Na noite de 7 de agosto de 2023, durante a festa que marcava o encerramento da Expoacre, Wesley foi atingido por disparos. Ele foi atendido, mas não resistiu aos ferimentos. A companheira de Wesley, identificada como Rita, sobreviveu ao ataque e é considerada vítima no processo, as investigações apontaram ainda que houve tentativa de assédio que pode caracterizar importunação sexual, além dos delitos de homicídio e tentativa de homicídio pelos quais o acusado responde.

A rotina das famílias mudou desde então. No plenário do júri, parentes acompanharam emocionados a abertura da sessão. A mãe da Rita, “dona” Juliana, disse que a família busca apenas “justiça”: “A gente só quer justiça por uma pessoa que foi tirada do seio da nossa família”, afirmou a mãe de Rita, emocionada. O pai de Wesley, Rivaldo, reforçou o luto e a expectativa pelo veredicto: “Eu quase não dei entrevistas antes; meu luto vai ser eterno. Mas confiamos na justiça”, disse.
Como funciona um júri popular
- Competência: o Tribunal do Júri julga, em regra, crimes dolosos contra a vida; como homicídio consumado ou tentado, infanticídio, aborto provocado por terceiro e indução, instigação ou auxílio ao suicídio.
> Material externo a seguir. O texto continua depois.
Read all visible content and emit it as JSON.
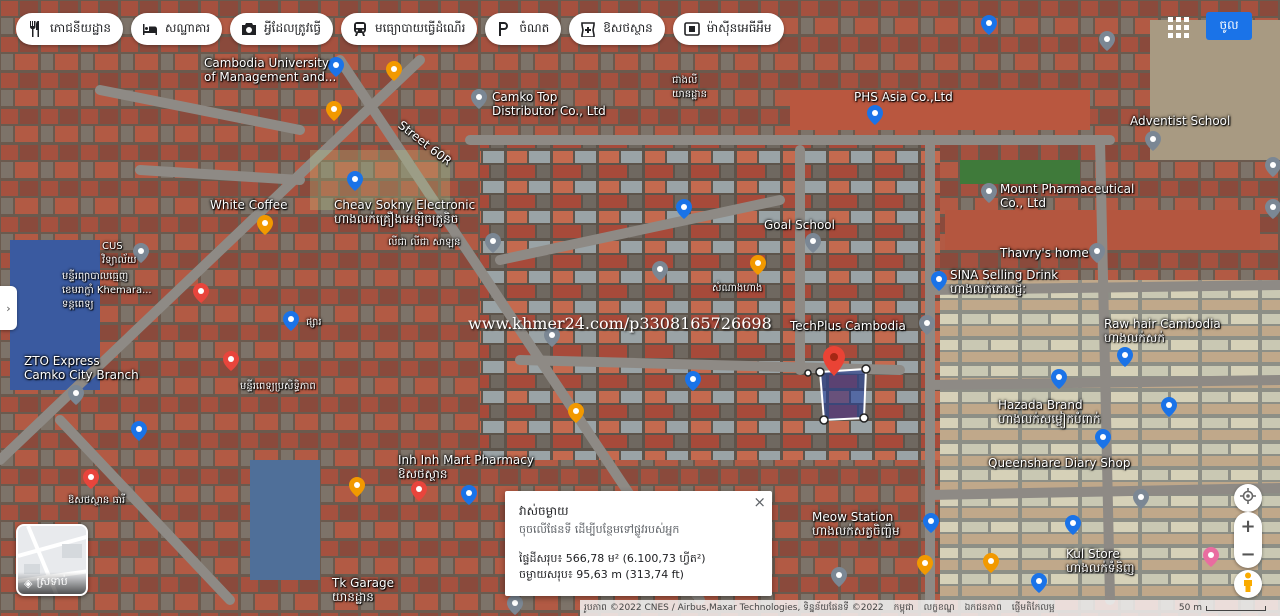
{
  "chips": [
    {
      "icon": "restaurant-icon",
      "label": "ភោជនីយដ្ឋាន"
    },
    {
      "icon": "hotel-icon",
      "label": "សណ្ឋាគារ"
    },
    {
      "icon": "camera-icon",
      "label": "អ្វីដែលត្រូវធ្វើ"
    },
    {
      "icon": "transit-icon",
      "label": "មធ្យោបាយធ្វើដំណើរ"
    },
    {
      "icon": "parking-icon",
      "label": "ចំណត"
    },
    {
      "icon": "pharmacy-icon",
      "label": "ឱសថស្ថាន"
    },
    {
      "icon": "atm-icon",
      "label": "ម៉ាស៊ីនអេធីអឹម"
    }
  ],
  "header": {
    "signin_label": "ចូល"
  },
  "labels": [
    {
      "name": "label-cambodia-university",
      "text": "Cambodia University\nof Management and..."
    },
    {
      "name": "label-camko-top",
      "text": "Camko Top\nDistributor Co., Ltd"
    },
    {
      "name": "label-chanlee",
      "text": "ជាងលី\nយានដ្ឋាន"
    },
    {
      "name": "label-phs-asia",
      "text": "PHS Asia Co.,Ltd"
    },
    {
      "name": "label-adventist-school",
      "text": "Adventist School"
    },
    {
      "name": "label-street-60r",
      "text": "Street 60R"
    },
    {
      "name": "label-white-coffee",
      "text": "White Coffee"
    },
    {
      "name": "label-cheav-sokny",
      "text": "Cheav Sokny Electronic\nហាងលក់គ្រឿងអេឡិចត្រូនិច"
    },
    {
      "name": "label-goal-school",
      "text": "Goal School"
    },
    {
      "name": "label-mount-pharma",
      "text": "Mount Pharmaceutical\nCo., Ltd"
    },
    {
      "name": "label-cus",
      "text": "CUS\nវិទ្យាល័យ"
    },
    {
      "name": "label-khemara",
      "text": "មន្ទីរព្យាបាលធ្មេញ\nខេមរាក្លាំ Khemara...\nទន្តពេទ្យ"
    },
    {
      "name": "label-lichy",
      "text": "លីជា លីជា សាឡន"
    },
    {
      "name": "label-thavry",
      "text": "Thavry's home"
    },
    {
      "name": "label-sina",
      "text": "SINA Selling Drink\nហាងលក់ភេសជ្ជៈ"
    },
    {
      "name": "label-techplus",
      "text": "TechPlus Cambodia"
    },
    {
      "name": "label-raw-hair",
      "text": "Raw hair Cambodia\nហាងលក់សក់"
    },
    {
      "name": "label-zto",
      "text": "ZTO Express\nCamko City Branch"
    },
    {
      "name": "label-hospital",
      "text": "មន្ទីរពេទ្យប្រសិទ្ធិភាព"
    },
    {
      "name": "label-hazada",
      "text": "Hazada Brand\nហាងលក់សម្លៀកបំពាក់"
    },
    {
      "name": "label-queenshare",
      "text": "Queenshare Diary Shop"
    },
    {
      "name": "label-inh-inh",
      "text": "Inh Inh Mart Pharmacy\nឱសថស្ថាន"
    },
    {
      "name": "label-meow-station",
      "text": "Meow Station\nហាងលក់សត្វចិញ្ចឹម"
    },
    {
      "name": "label-kul-store",
      "text": "Kul Store\nហាងលក់ទំនិញ"
    },
    {
      "name": "label-tk-garage",
      "text": "Tk Garage\nយានដ្ឋាន"
    },
    {
      "name": "label-pharmacy-left",
      "text": "ឱសថស្ថាន ធារី"
    },
    {
      "name": "label-market",
      "text": "ផ្សារ"
    },
    {
      "name": "label-samnang",
      "text": "សំណាងហាង"
    }
  ],
  "watermark": "www.khmer24.com/p3308165726698",
  "measure": {
    "title": "វាស់ចម្ងាយ",
    "hint": "ចុចលើផែនទី ដើម្បីបន្ថែមទៅផ្លូវរបស់អ្នក",
    "area": "ផ្ទៃដីសរុប៖ 566,78 ម² (6.100,73 ហ្វីត²)",
    "distance": "ចម្ងាយសរុប៖ 95,63 m (313,74 ft)",
    "close": "×"
  },
  "layers": {
    "label": "ស្រទាប់"
  },
  "footer": {
    "imagery": "រូបភាព ©2022 CNES / Airbus,Maxar Technologies, ទិន្នន័យផែនទី ©2022",
    "links": [
      "កម្ពុជា",
      "លក្ខខណ្ឌ",
      "ឯកជនភាព",
      "ផ្ញើមតិកែលម្អ"
    ],
    "scale": "50 m"
  }
}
- Convocação e seleção dos jurados: um grupo maior de cidadãos é convocado para a sessão (normalmente um rol de jurados sorteados para a data); desse grupo, um sorteio escolhe sete jurados que compõem o conselho de sentença e decidirão o veredicto. Os demais convocados ficam como suplentes para futuras sessões.
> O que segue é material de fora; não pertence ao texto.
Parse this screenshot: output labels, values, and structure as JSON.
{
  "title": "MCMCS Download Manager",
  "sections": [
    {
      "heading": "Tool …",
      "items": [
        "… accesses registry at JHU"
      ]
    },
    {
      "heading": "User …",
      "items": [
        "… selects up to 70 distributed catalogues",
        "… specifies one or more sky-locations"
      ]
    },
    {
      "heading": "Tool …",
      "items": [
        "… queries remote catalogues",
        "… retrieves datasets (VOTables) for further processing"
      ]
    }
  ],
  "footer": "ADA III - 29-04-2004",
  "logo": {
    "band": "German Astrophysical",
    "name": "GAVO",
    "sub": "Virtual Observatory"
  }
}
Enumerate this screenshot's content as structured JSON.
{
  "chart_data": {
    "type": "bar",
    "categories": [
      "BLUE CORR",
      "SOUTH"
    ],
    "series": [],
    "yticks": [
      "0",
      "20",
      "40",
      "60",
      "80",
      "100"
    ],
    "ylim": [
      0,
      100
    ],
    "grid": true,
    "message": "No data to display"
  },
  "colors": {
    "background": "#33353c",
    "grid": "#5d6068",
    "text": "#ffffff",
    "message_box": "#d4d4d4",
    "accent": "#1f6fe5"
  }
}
- Ordem do julgamento: em casos de tentativa de homicídio, o rito costuma iniciar pelo depoimento da vítima sobrevivente; quando se trata de homicídio consumado, as testemunhas de acusação são ouvidas primeiro, seguidas pelas de defesa; em seguida ocorre o interrogatório do réu e os debates entre acusação e defesa.
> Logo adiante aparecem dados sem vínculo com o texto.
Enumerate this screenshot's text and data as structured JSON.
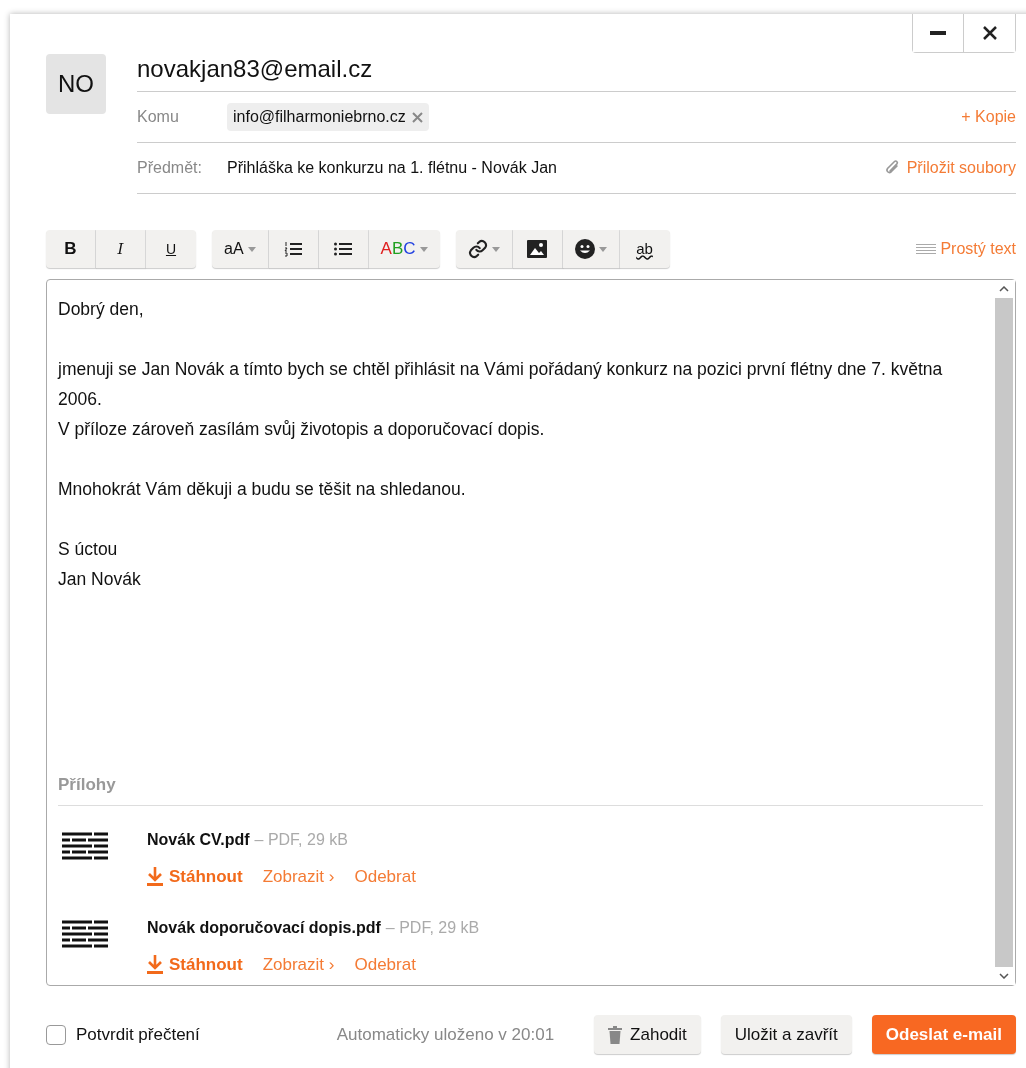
{
  "window_controls": [
    {
      "kind": "minimize"
    },
    {
      "kind": "close"
    }
  ],
  "avatar": {
    "initials": "NO"
  },
  "from": "novakjan83@email.cz",
  "to": {
    "label": "Komu",
    "recipients": [
      "info@filharmoniebrno.cz"
    ],
    "add_copy": "+ Kopie"
  },
  "subject": {
    "label": "Předmět:",
    "value": "Přihláška ke konkurzu na 1. flétnu - Novák Jan",
    "attach": "Přiložit soubory"
  },
  "toolbar": {
    "groups": [
      [
        {
          "kind": "bold",
          "label": "B"
        },
        {
          "kind": "italic",
          "label": "I"
        },
        {
          "kind": "underline",
          "label": "U"
        }
      ],
      [
        {
          "kind": "font-size",
          "label": "aA"
        },
        {
          "kind": "numbered-list"
        },
        {
          "kind": "bullet-list"
        },
        {
          "kind": "color",
          "label": "ABC"
        }
      ],
      [
        {
          "kind": "link"
        },
        {
          "kind": "image"
        },
        {
          "kind": "emoji"
        },
        {
          "kind": "spellcheck",
          "label": "ab"
        }
      ]
    ],
    "plain_text": "Prostý text"
  },
  "body": {
    "paragraphs": [
      [
        "Dobrý den,"
      ],
      [
        "jmenuji se Jan Novák a tímto bych se chtěl přihlásit na Vámi pořádaný konkurz na pozici první flétny dne 7. května 2006.",
        "V příloze zároveň zasílám svůj životopis a doporučovací dopis."
      ],
      [
        "Mnohokrát Vám děkuji a budu se těšit na shledanou."
      ],
      [
        "S úctou",
        "Jan Novák"
      ]
    ]
  },
  "attachments": {
    "title": "Přílohy",
    "files": [
      {
        "name": "Novák CV.pdf",
        "meta": "– PDF, 29 kB",
        "actions": [
          "Stáhnout",
          "Zobrazit ›",
          "Odebrat"
        ]
      },
      {
        "name": "Novák doporučovací dopis.pdf",
        "meta": "– PDF, 29 kB",
        "actions": [
          "Stáhnout",
          "Zobrazit ›",
          "Odebrat"
        ]
      }
    ]
  },
  "footer": {
    "read_receipt": {
      "label": "Potvrdit přečtení",
      "checked": false
    },
    "autosave": "Automaticky uloženo v 20:01",
    "buttons": [
      {
        "kind": "discard",
        "label": "Zahodit"
      },
      {
        "kind": "save",
        "label": "Uložit a zavřít"
      },
      {
        "kind": "send",
        "label": "Odeslat e-mail"
      }
    ]
  }
}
- Decisão: os jurados respondem a quesitos pré-elaborados (por exemplo: “o fato ocorreu?”; “o réu foi o autor?”; “o jurado absolve o acusado?”). A decisão do conselho de sentença é tomada por maioria dos jurados. O juiz presidente do júri preside os trabalhos e, se houver condenação, aplica a pena conforme a legislação.
Embora as sessões do júri sejam públicas, há regras específicas: jurados não podem discutir o processo fora do plenário, e certas imagens ou gravações no interior do tribunal são vedadas pela legislação e pela prática dos tribunais para garantir a segurança e integridade do procedimento. As partes (acusação e defesa) têm direito a ampla defesa e ao contraditório durante todo o processo.
Se o conselho de sentença decidir pela condenação, o juiz presidente fará sentença nos termos da decisão dos jurados e aplicará a pena cabível; em caso de absolvição, o réu é liberado quanto às acusações julgadas no júri. Eventuais recursos cabíveis poderão ser interpostos pelas partes às instâncias superiores, mantendo o duplo grau de jurisdição previsto no sistema processual penal brasileiro.